I’m not yet sure whether or not I’m surprised at Tarantino’s failure to produce any semblance of a female human in Django Unchained. See, ‘Q’ has long been applauded for bringing an exciting, manifold freshness to mainstream cinema; one aspect of which has been his placement of, on average, at least one woman per film with direction, vocal-chords, and an inexplicable aversion to falling in love with the lead character. His representation of women certainly has texture, but ultimately still manages to be a huge pain in the tits, because I get my hopes up that he’ll build on what he’s already started by writing numerous female leads. The timeline of female characters in his films invoke a feminist-critique-emotional-rollercoaster of delight through despair, delectation through disappointment, and now finally, to Django Unchained (the D is silent.)
I’m not angry, Q, I’m disappointed. Nah just joking, I’m angry. Those feelings may subside if you argued that there was a historically relevant reason for underwriting and neglecting the character of Broomhilda Von Shaft. Perhaps: female slaves, especially sex slaves, were persecuted and downtrodden under such layers of brutality that they were essentially invisible (like those trafficked today) or experienced an understandable paralysis of spirit. (The only permissible reason I can invent to console myself). This would be a reason rather than an excuse, but a reason nonetheless. Yet wouldn’t this be an impetus to explore and countermand this process? Via some lines of dialogue, action and screentime? You haven’t, as yet, discussed Broomhilda’s near-silence and under-representation; but then, I haven’t seen you asked, or even heard it mentioned…(Kermode? Krishnan Murphy? ANYONE?)
Thankfully, Kerry Washington (sorry it took me so long to get to you). Washington deserves massive kudos for bringing an engaging wholeness of spirit to her limited screen-time. The performance itself was brilliant; I felt her pain, her anger and her fear. (Such identification was a joy.) Yet, while Tarantino is known for bringing out these cinematic performances from the actors he works with, in this instance he wrote and directed against her spirit and character. Of a film pushing three hours, she appeared for (from memory) about twenty minutes, uttering around ten short lines. Now, granted, the range of those short appearances was immense. Broomhilda is whipped for attempting escape, appears chastely-naked in a river (in Django’s imagination), coyly waves at Django (in Django’s imagination), naked in a hole in the ground (that was real), and is finally dressed up like one of those scary dolls that people collect (apt, in context), serving dinner to her white masters. All of which were relevant to the particular points in Django’s personal narrative. But as for her narrative…that was her narrative. A slave who was pretty and abused. (Oh, and the lead female character. Sadly it doesn’t feel too unfamiliar.)

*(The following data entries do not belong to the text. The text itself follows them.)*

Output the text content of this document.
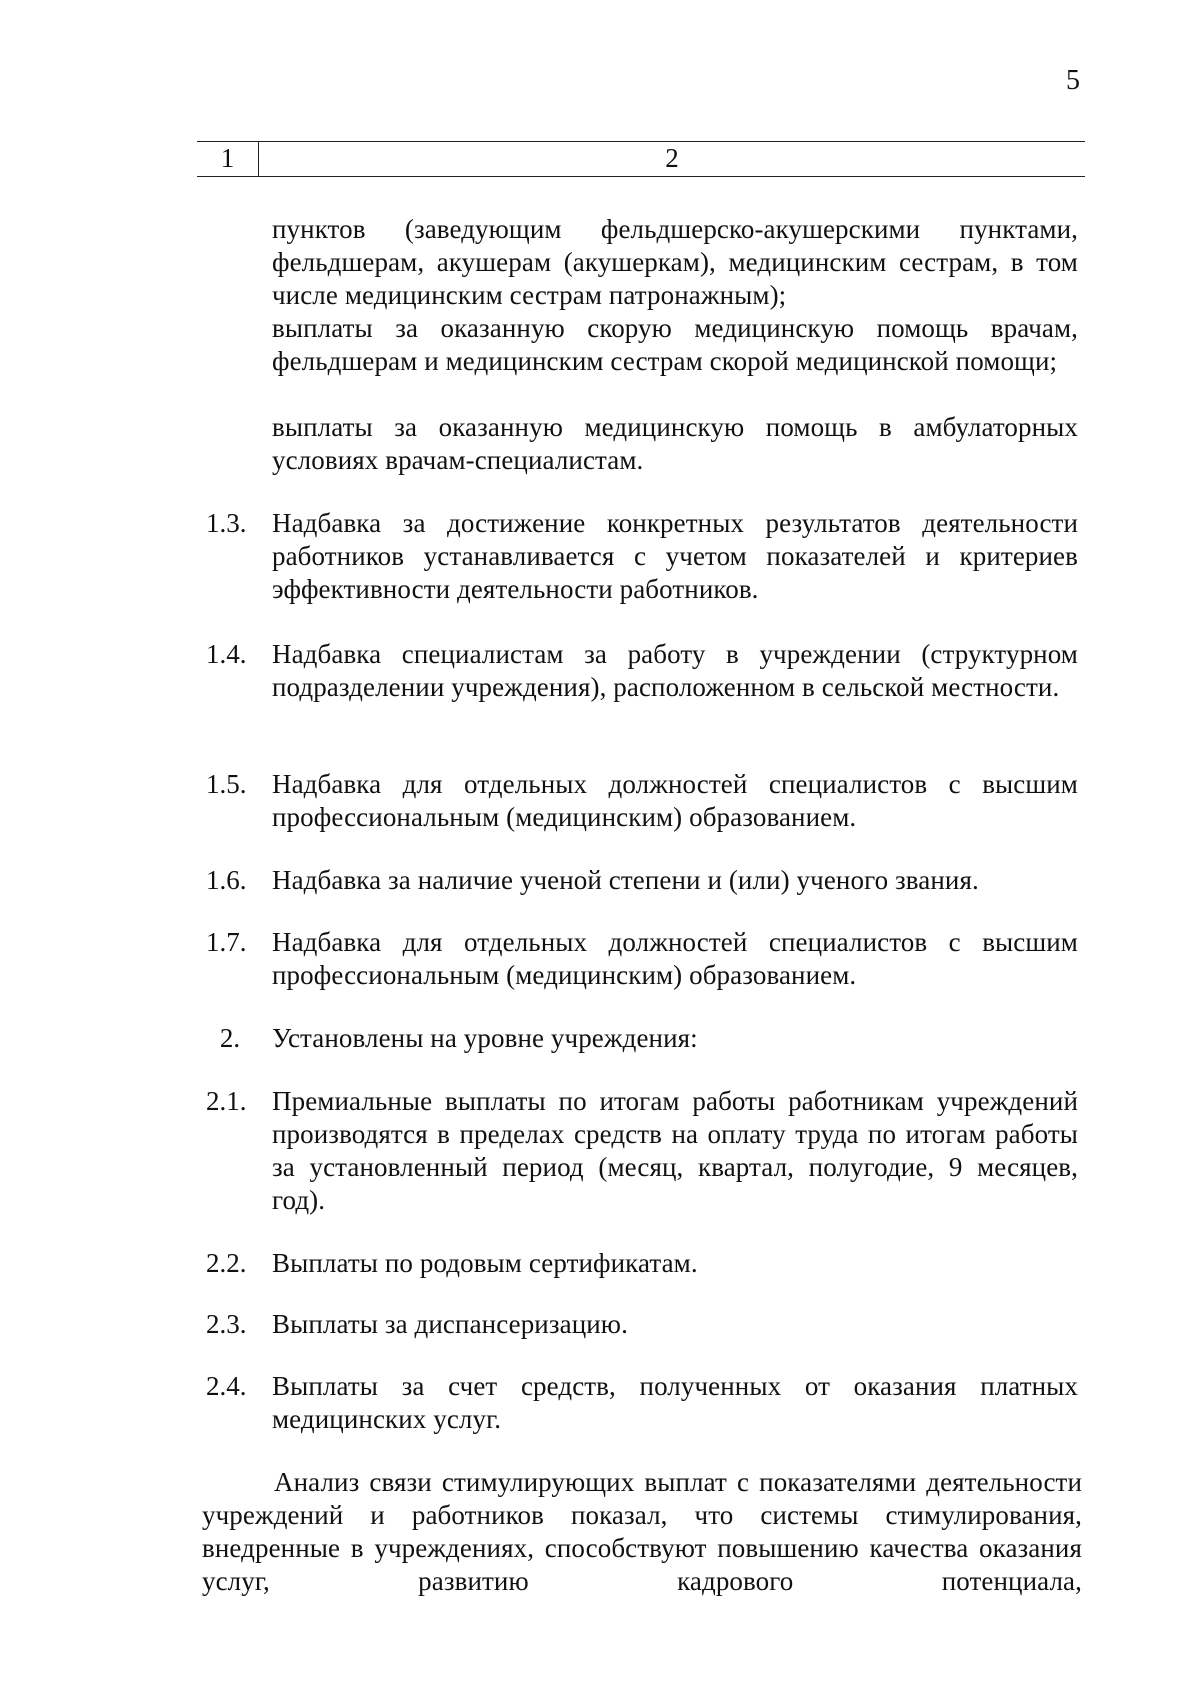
5
1	2
пунктов (заведующим фельдшерско-акушерскими пунктами, фельдшерам, акушерам (акушеркам), медицинским сестрам, в том числе медицинским сестрам патронажным);
выплаты за оказанную скорую медицинскую помощь врачам, фельдшерам и медицинским сестрам скорой медицинской помощи;
выплаты за оказанную медицинскую помощь в амбулаторных условиях врачам-специалистам.
1.3. Надбавка за достижение конкретных результатов деятельности работников устанавливается с учетом показателей и критериев эффективности деятельности работников.
1.4. Надбавка специалистам за работу в учреждении (структурном подразделении учреждения), расположенном в сельской местности.
1.5. Надбавка для отдельных должностей специалистов с высшим профессиональным (медицинским) образованием.
1.6. Надбавка за наличие ученой степени и (или) ученого звания.
1.7. Надбавка для отдельных должностей специалистов с высшим профессиональным (медицинским) образованием.
2.	Установлены на уровне учреждения:
2.1. Премиальные выплаты по итогам работы работникам учреждений производятся в пределах средств на оплату труда по итогам работы за установленный период (месяц, квартал, полугодие, 9 месяцев, год).
2.2. Выплаты по родовым сертификатам.
2.3. Выплаты за диспансеризацию.
2.4. Выплаты за счет средств, полученных от оказания платных медицинских услуг.
Анализ связи стимулирующих выплат с показателями деятельности учреждений и работников показал, что системы стимулирования, внедренные в учреждениях, способствуют повышению качества оказания услуг, развитию кадрового потенциала,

Tarantino’s fascination with exploitation films surely contributed to a neglect of his leading woman’s personhood. The comedy violence of the latter bloodbaths (problematic in tandem with the raw brutality of Broomhilda’s punishment and the horrific, grief-stricken Mandingo fight scene) is a clear nod to the lurid conventions of the exploitation genre, as are the names Django and Mandingo. And like his previous foray into the genre, the feminist-enticing-but-ultimately-a-slap-in-the-face Death Proof, the conventions of exploitation films require its females to be hyper-sexualised, and more often than not, violated and brutalized. So Tarantino’s newer marriage of said genre with loosely-Hollywood conventions gave us no chance at subjectified representation (but on the bright side, didn’t require a ‘titillating’ rape scene. Cheers, ladies.)

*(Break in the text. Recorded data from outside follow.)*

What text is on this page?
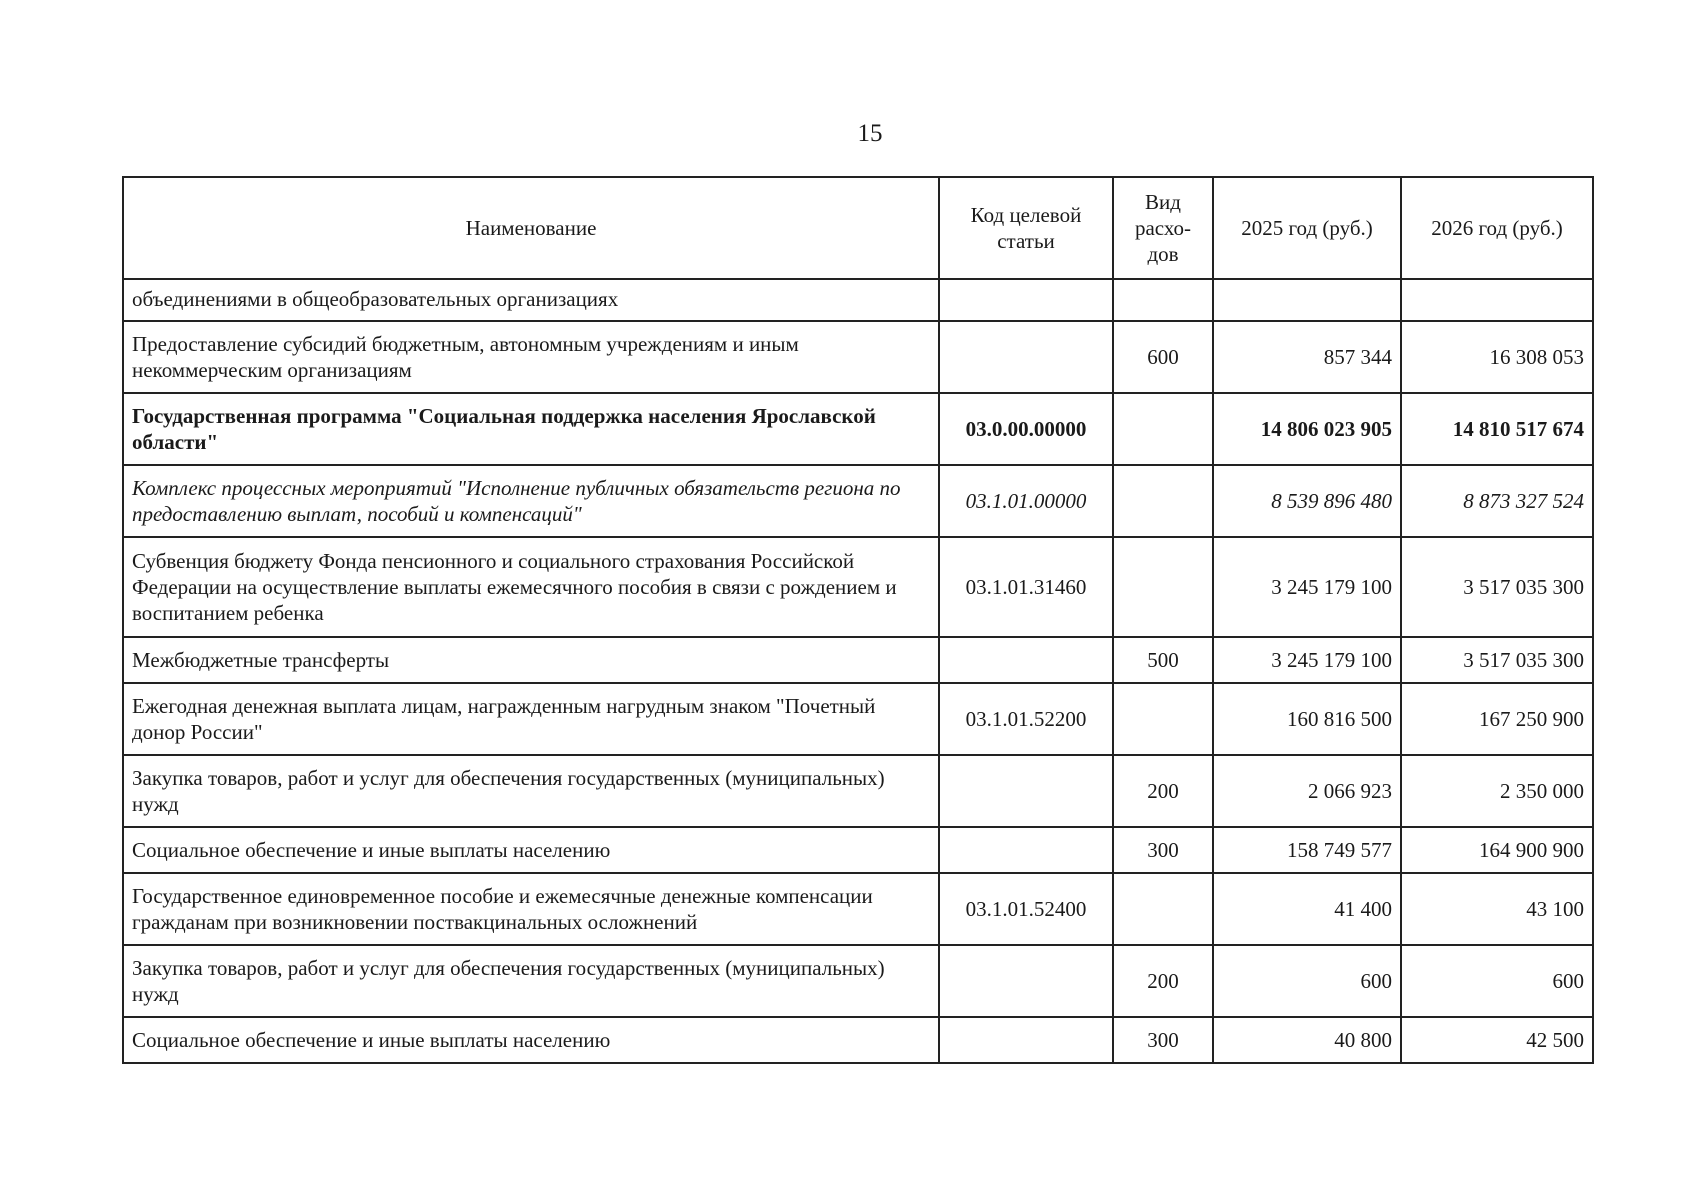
15
Наименование	Код целевой статьи	Вид расхо-дов	2025 год (руб.)	2026 год (руб.)
объединениями в общеобразовательных организациях				
Предоставление субсидий бюджетным, автономным учреждениям и иным некоммерческим организациям		600	857 344	16 308 053
Государственная программа "Социальная поддержка населения Ярославской области"	03.0.00.00000		14 806 023 905	14 810 517 674
Комплекс процессных мероприятий "Исполнение публичных обязательств региона по предоставлению выплат, пособий и компенсаций"	03.1.01.00000		8 539 896 480	8 873 327 524
Субвенция бюджету Фонда пенсионного и социального страхования Российской Федерации на осуществление выплаты ежемесячного пособия в связи с рождением и воспитанием ребенка	03.1.01.31460		3 245 179 100	3 517 035 300
Межбюджетные трансферты		500	3 245 179 100	3 517 035 300
Ежегодная денежная выплата лицам, награжденным нагрудным знаком "Почетный донор России"	03.1.01.52200		160 816 500	167 250 900
Закупка товаров, работ и услуг для обеспечения государственных (муниципальных) нужд		200	2 066 923	2 350 000
Социальное обеспечение и иные выплаты населению		300	158 749 577	164 900 900
Государственное единовременное пособие и ежемесячные денежные компенсации гражданам при возникновении поствакцинальных осложнений	03.1.01.52400		41 400	43 100
Закупка товаров, работ и услуг для обеспечения государственных (муниципальных) нужд		200	600	600
Социальное обеспечение и иные выплаты населению		300	40 800	42 500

Broomhilda, while an object of Django’s love, was utilised as just that; an object, a narrative device. Her existence drove the narrative, but she wasn’t an agent of it. No fighting for her liberation, no speaking out of turn, no interesting lines or actions or character revelations. She is simply the archetypal desired Beauty, who is visually the property of All until she is collected by One. I’ll see her next time I go to the cinema also, no doubt. With the imagination and knowledge of cinema that Tarantino seems to have, you’d think he’d have more nouse than to also use Broomhilda as a ‘comfort girl’.
While there are many contentious angles to consider Tarantino’s Django Unchained from, the feminist angle is most disappointing. To top it all off, I’ll leave you with the final scene: Django blows up the plantation where Broomhilda has been imprisoned, his silhouette standing defiantly amongst burning fragments of ‘Merican justice. She watches from the safety of the getaway-horse, and a close up reveals her flawless face, which giggles a bit. She coyly applauds Django, as if to say “Yay, honey! No more rape, how exciting!” and they ride triumphantly away to celebrate Broomhilda’s new status as four-fifths of a human being. As the ending music swells, you’d be forgiven for missing her longest and quietest line of dialogue: “Well. Now that’s done, shall I make you a sandwich, or would you like a blow-job first?”